Your thoughts on speaker stands


I'm trolling the expert waters here for some input on speaker stands. Besides the concept of mass loading, and energy transference, are there any other factors I should be considering? Any unique or unusual insights you folks may have regarding this technology?
earhertz

Showing 2 responses by paulwp

The most important attribute of a stand is its height. Most of the time, but not always, you need to get the tweeter to ear level. I still have an email I received from the designer of some very good speakers who told me the only function of a stand if to get the speakers off the floor and the tweeter up to ear level. Some speakers are better tilted backward a little so Im not sure what a level would do for you in that situation.

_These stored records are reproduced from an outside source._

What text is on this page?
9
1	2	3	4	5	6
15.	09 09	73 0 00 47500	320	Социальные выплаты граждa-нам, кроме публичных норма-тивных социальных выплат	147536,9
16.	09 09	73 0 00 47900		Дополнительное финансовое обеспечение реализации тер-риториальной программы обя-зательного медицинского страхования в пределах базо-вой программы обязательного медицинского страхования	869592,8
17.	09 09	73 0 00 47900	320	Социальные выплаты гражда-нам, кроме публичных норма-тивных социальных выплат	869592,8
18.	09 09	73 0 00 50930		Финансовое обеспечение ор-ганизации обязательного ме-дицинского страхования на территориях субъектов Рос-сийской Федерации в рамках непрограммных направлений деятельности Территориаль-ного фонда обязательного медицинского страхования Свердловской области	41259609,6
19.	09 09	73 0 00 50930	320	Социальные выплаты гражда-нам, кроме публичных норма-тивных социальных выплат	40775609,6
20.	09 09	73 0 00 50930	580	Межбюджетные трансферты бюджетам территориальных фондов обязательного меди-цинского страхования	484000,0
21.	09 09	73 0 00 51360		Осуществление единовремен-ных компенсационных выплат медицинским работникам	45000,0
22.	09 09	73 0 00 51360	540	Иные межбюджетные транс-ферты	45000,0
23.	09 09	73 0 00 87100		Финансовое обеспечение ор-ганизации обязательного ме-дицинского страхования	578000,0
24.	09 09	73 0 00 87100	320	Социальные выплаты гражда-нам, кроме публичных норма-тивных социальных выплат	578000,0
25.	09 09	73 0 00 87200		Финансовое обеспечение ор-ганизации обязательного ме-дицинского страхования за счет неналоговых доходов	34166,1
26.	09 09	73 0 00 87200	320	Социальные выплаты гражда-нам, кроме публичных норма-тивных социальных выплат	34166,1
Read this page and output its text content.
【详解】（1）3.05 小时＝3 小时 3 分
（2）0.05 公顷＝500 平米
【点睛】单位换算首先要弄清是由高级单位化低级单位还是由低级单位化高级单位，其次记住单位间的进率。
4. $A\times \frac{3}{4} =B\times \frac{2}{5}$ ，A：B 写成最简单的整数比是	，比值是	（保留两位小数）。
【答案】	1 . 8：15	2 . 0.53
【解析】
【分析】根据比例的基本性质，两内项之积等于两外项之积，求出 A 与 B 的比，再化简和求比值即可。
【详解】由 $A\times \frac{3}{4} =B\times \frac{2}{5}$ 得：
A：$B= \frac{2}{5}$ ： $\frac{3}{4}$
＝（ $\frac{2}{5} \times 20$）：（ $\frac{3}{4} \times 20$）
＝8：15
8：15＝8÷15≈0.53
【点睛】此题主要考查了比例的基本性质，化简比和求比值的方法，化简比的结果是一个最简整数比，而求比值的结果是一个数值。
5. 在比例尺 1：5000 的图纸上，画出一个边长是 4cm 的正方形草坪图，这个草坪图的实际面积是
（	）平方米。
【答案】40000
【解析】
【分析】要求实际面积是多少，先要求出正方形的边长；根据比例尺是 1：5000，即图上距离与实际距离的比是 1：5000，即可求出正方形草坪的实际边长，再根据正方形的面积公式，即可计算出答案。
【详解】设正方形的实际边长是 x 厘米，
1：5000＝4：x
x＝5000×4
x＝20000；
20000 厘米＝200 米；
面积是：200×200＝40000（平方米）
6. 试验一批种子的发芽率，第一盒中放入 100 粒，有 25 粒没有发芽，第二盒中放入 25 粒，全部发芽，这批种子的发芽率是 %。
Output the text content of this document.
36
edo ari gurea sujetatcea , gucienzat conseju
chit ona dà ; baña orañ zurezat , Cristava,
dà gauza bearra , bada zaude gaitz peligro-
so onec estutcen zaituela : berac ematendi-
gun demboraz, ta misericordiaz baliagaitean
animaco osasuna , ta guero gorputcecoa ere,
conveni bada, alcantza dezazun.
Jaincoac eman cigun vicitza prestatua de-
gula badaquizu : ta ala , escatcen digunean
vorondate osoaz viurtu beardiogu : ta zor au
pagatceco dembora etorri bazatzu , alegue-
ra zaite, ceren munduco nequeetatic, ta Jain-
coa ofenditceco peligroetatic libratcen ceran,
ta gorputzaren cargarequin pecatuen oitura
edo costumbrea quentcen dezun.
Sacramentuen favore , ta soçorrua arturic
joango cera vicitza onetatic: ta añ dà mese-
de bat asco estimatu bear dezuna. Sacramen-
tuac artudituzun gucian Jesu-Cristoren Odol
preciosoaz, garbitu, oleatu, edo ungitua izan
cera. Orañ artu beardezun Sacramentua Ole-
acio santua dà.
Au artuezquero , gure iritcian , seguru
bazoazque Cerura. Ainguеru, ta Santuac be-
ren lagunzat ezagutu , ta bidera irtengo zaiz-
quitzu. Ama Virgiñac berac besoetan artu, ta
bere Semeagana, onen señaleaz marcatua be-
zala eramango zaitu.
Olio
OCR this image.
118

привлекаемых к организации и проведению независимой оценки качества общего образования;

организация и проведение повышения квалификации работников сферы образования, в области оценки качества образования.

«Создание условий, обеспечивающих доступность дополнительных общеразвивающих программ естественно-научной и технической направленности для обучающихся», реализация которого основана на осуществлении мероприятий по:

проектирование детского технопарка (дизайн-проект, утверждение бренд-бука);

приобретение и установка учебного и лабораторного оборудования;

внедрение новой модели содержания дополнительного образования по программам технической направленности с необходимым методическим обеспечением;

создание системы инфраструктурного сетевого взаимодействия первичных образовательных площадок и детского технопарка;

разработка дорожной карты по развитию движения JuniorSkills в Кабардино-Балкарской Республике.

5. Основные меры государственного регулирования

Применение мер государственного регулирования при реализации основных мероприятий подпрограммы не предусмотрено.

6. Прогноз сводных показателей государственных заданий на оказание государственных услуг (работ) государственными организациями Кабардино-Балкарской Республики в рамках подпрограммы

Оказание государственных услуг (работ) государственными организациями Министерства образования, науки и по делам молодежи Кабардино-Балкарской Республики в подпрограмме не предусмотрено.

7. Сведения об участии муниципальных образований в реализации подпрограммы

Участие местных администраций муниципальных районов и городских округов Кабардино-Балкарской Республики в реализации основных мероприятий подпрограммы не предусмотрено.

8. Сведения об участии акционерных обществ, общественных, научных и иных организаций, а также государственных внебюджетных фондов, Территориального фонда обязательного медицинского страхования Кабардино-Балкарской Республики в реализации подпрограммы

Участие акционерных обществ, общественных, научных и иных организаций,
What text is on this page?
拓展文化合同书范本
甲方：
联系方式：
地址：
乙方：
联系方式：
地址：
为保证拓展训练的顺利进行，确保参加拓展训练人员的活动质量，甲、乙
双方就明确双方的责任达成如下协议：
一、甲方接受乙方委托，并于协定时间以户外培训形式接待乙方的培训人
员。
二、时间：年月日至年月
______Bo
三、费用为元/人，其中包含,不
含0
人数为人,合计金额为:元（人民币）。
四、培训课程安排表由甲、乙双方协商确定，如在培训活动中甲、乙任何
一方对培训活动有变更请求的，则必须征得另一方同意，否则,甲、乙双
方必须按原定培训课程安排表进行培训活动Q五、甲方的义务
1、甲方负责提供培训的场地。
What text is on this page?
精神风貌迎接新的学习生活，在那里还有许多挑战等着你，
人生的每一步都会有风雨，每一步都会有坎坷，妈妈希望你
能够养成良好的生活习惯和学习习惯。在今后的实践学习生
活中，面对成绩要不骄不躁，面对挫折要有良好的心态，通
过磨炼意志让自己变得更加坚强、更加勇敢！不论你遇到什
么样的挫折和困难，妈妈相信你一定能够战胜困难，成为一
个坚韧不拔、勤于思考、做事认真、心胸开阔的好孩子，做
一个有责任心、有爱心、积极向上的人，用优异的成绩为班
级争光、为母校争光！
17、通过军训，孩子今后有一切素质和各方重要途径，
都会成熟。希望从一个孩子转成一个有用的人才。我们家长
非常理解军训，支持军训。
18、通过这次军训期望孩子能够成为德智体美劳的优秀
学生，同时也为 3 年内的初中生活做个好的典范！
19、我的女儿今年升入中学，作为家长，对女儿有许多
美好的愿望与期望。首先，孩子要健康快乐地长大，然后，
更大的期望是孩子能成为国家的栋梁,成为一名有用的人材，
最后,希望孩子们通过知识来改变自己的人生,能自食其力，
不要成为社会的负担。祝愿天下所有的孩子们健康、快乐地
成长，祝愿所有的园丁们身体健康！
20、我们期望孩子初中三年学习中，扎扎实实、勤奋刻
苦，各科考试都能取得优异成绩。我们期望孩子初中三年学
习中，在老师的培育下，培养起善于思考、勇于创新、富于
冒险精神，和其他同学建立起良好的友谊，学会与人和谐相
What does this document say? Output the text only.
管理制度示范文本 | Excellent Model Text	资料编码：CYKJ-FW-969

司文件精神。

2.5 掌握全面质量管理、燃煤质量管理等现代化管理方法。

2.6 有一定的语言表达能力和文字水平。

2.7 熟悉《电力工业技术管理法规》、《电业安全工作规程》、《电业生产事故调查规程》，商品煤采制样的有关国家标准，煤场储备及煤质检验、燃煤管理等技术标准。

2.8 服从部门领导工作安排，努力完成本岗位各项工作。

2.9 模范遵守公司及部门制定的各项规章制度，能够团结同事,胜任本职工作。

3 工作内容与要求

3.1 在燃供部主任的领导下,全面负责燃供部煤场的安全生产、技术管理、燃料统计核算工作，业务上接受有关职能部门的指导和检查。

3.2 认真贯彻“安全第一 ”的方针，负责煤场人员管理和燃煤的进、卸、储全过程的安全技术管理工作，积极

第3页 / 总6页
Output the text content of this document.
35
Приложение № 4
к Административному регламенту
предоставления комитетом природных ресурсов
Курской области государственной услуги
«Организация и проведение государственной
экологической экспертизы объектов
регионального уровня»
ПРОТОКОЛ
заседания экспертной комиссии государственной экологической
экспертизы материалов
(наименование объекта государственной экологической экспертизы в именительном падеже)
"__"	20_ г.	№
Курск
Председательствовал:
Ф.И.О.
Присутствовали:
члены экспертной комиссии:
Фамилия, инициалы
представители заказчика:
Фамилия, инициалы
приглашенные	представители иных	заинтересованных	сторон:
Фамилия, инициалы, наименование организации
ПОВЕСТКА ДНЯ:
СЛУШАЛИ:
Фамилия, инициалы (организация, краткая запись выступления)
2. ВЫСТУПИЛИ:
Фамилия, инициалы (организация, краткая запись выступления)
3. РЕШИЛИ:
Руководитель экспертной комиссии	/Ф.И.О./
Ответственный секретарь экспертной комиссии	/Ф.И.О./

I think if you have a speaker with a well braced rigid relatively non-resonant cabinet, then weight and rigidity are important, even on a light floor. Cinder blocks work well. With a lossy box design, weight and rigidity are pointless. Wood stands are fine.

I have lossy box speakers and use metal stands filled with unscented kitty litter for one set and the matching wood stands filled the same with the other.

With metal stands, after height, damping the stand's own ringing comes next. Kitty litter works fine.
David, a "lossy" design is thin-walled, designed to resonate at an unobjectionable (usually higher) frequency, rather than a thick and rigid cabinet which will resonate no matter what you do, sometimes at an unintended and objectionable frequency. If the cabinet is designed to flex anyway, there is not much point to having a super-rigid stand.

BTW, I sold my P3s and have a surplus set of TR70 stands if you know anyone in SoCal who might need them.